Joe Hockey’s controversial first budget has dropped, but what does it mean for motorists? Sadly, it’s not great news – thanks mostly to an increase in the fuel excise.
From August, the government will index the price of fuel against inflation every six months – something no Australian government has done since 2001, when John Howard froze the fuel excise at 38.1 cents per litre.
In real-world numbers, it’s likely to see the price of fuel jump by about one cent per litre every year, while the government will collect $2.2 billion in revenue by 2018.
Break that down further and budget papers show the excise will deliver $168 million in revenue in the 2014/15 financial year, $380 million in 2015/16, $680 million in 2016/17 and $990 in 2017/18.
Hockey says every cent of this revenue will be funnelled into new road projects, such as Melbourne’s East West Link and the WestConnex tunnel in Sydney.
“Shovels will start moving within a matter of months,” Hockey said.
“But these projects will do more than create construction jobs. They will inject money into communities, lower business costs and reduce congestion. This will improve living standards across the country.
“And to help pay for this, the government is re-introducing fuel indexation where every dollar raised by the increases will be linked by law to the road-building budget.”
Motoring groups, however, have vowed to fight the fuel rise and are seeking a fairer use of the funds.
“Motorists expected a fairer deal from this Budget, they are sick and tired of paying taxes and not seeing a fair return on their investment,” Australian Automobile Association chief executive Andrew McKellar said.

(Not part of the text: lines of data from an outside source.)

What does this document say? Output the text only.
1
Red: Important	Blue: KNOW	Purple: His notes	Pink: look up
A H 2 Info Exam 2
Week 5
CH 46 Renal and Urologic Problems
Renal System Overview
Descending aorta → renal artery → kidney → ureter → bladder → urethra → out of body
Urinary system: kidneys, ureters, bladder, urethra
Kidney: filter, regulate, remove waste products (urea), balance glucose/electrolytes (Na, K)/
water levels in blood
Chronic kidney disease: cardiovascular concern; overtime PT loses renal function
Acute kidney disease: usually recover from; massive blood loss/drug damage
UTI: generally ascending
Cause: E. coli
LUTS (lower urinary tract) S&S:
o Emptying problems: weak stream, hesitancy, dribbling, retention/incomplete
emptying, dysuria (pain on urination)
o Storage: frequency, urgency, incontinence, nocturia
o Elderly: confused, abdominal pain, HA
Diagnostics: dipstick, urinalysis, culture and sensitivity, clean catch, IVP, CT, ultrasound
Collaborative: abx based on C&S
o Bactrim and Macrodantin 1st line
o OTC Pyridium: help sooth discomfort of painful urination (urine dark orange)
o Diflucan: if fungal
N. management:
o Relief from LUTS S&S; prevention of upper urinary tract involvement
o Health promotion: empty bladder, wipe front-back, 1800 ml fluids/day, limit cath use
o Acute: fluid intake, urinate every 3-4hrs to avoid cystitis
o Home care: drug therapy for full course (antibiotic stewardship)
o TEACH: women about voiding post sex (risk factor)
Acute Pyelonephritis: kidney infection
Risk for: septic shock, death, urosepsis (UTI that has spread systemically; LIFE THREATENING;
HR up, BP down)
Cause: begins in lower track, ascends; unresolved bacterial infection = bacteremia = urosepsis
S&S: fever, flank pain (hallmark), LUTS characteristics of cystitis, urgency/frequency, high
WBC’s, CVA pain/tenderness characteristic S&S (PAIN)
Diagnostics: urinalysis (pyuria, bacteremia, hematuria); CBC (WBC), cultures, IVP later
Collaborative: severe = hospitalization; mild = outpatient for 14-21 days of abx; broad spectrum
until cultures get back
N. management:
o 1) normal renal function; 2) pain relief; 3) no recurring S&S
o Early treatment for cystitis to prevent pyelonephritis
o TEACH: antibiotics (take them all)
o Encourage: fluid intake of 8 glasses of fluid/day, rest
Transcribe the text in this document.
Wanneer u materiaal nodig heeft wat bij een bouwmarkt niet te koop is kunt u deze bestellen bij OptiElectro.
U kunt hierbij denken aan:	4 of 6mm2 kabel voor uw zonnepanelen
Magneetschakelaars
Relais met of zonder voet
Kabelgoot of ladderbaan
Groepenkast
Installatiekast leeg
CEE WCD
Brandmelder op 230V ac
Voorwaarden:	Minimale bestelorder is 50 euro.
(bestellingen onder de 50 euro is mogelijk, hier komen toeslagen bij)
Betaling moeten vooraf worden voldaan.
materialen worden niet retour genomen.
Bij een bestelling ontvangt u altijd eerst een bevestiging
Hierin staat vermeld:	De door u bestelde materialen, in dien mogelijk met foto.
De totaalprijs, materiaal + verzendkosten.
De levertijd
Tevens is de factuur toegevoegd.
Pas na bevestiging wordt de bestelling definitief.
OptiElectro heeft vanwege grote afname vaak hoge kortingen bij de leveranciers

“Only a fraction of fuel excise is invested on transport infrastructure by the federal government and this Budget provides an opportunity to get a better deal through a fairer direct link.
“Motorists want a guaranteed share of fuel excise returned to transport funding in order to stop the Budget 'drip-feed' of investment.”
NRMA president Wendy Machin also criticised the petrol tax increase.
“The federal government already collects more than it spends on roads and transport infrastructure, so there is absolutely no basis for this unfair tax hike,” Machin said.